FORT WORTH, Texas - Tarrant County leaders repeated their desire to receive more vaccine doses from the state. They say the state is not allocating the doses equitably.
Meanwhile, Dallas County Health and Human Services says it's now getting doses from hospitals to help meet its need.
Tarrant County leaders are stuck between planning for new vaccination sites while still begging for vaccines.
"The capacity is there. We’re just not getting enough vaccine," said Tarrant County Health Director Vinny Taneja. "The demand is there, but we’re not getting enough vaccine."
This week, sites in Tarrant County received about 33,000 doses, including those going to its three hubs at Texas Health Resources, the city of Arlington and Tarrant County Public Health.
"From a public health perspective as a hub, we’re getting 10,000 doses a week.
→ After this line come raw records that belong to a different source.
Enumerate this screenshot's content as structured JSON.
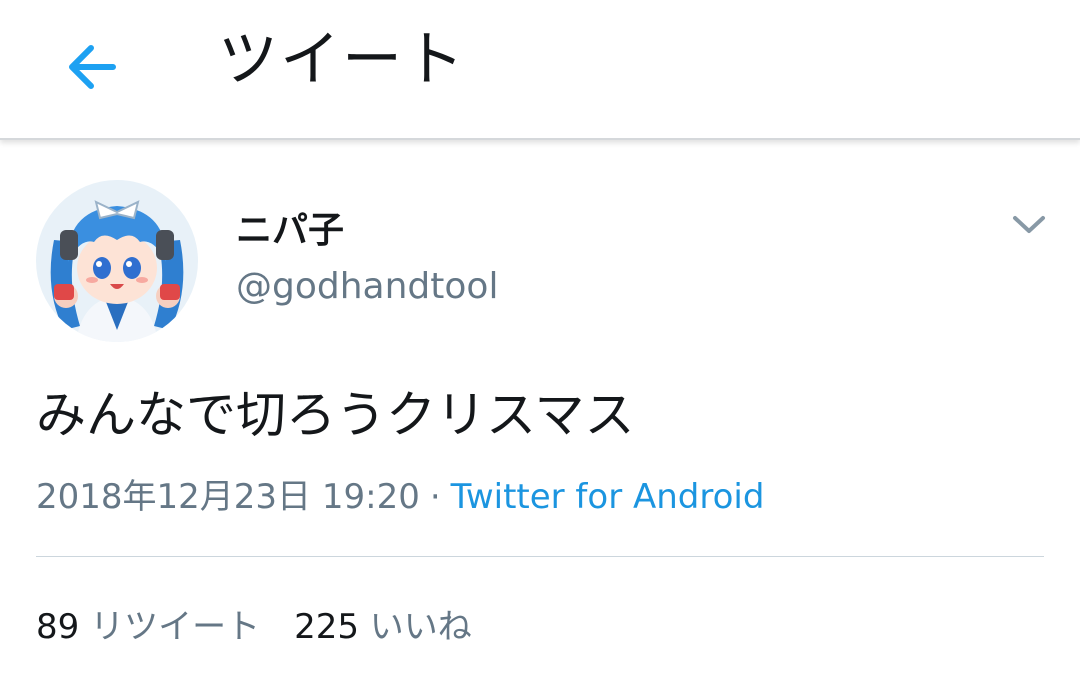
{
  "header": {
    "back_icon": "arrow-left-icon",
    "title": "ツイート",
    "accent_color": "#1da1f2"
  },
  "tweet": {
    "author": {
      "display_name": "ニパ子",
      "handle": "@godhandtool",
      "avatar": "avatar-image"
    },
    "more_icon": "chevron-down-icon",
    "text": "みんなで切ろうクリスマス",
    "timestamp": "2018年12月23日 19:20",
    "separator": "·",
    "source": "Twitter for Android",
    "source_color": "#1b95e0"
  },
  "stats": {
    "retweets": {
      "count": "89",
      "label": "リツイート"
    },
    "likes": {
      "count": "225",
      "label": "いいね"
    }
  }
}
And Just public health alone currently could easily get out 40,000 a week. So we’re running at a fourth of our capacity," Taneja said.
Tarrant County Judge Glen Whitley is urging the state to send that other three quarters to Tarrant County now.
"I keep hoping that one of these days we’re going to wake up and we’re gonna see 100,000 first vaccine shots come to Tarrant County," he said.
Whitley says the city of Arlington typically gets between 7,000 and 8,000 shots a week. This week, it got 9,000. He thinks the city could administer double that amount. He blames Tarrant County’s under allocation on the state’s reporting system.
"I’m extremely frustrated with the state because of their data system, which I think is archaic, and I think needs to be completely overhauled," he said. "They were under the impression that we have a bunch of vaccines just sitting on the shelf, and that’s just not correct."
Dallas County Judge Clay Jenkins has made similar complaints. Its health department runs the Fair Park drive-thru site, which is capable of administering more vaccine than it’s getting.
In fact, UT Southwestern gave the county 11,000 of its own doses this week to administer at the Fair Park site.
Tarrant County Public Health is preparing to open a new clinic in Fort Worth’s Stop 6 neighborhood next week. More new clinics will follow.
But at this point, it's spreading vaccine just thin enough to function.
"Right now, we’re giving them enough to just keep their routine for them to understand and learn and be prepared for when we get a lot more vaccines," Whitley said.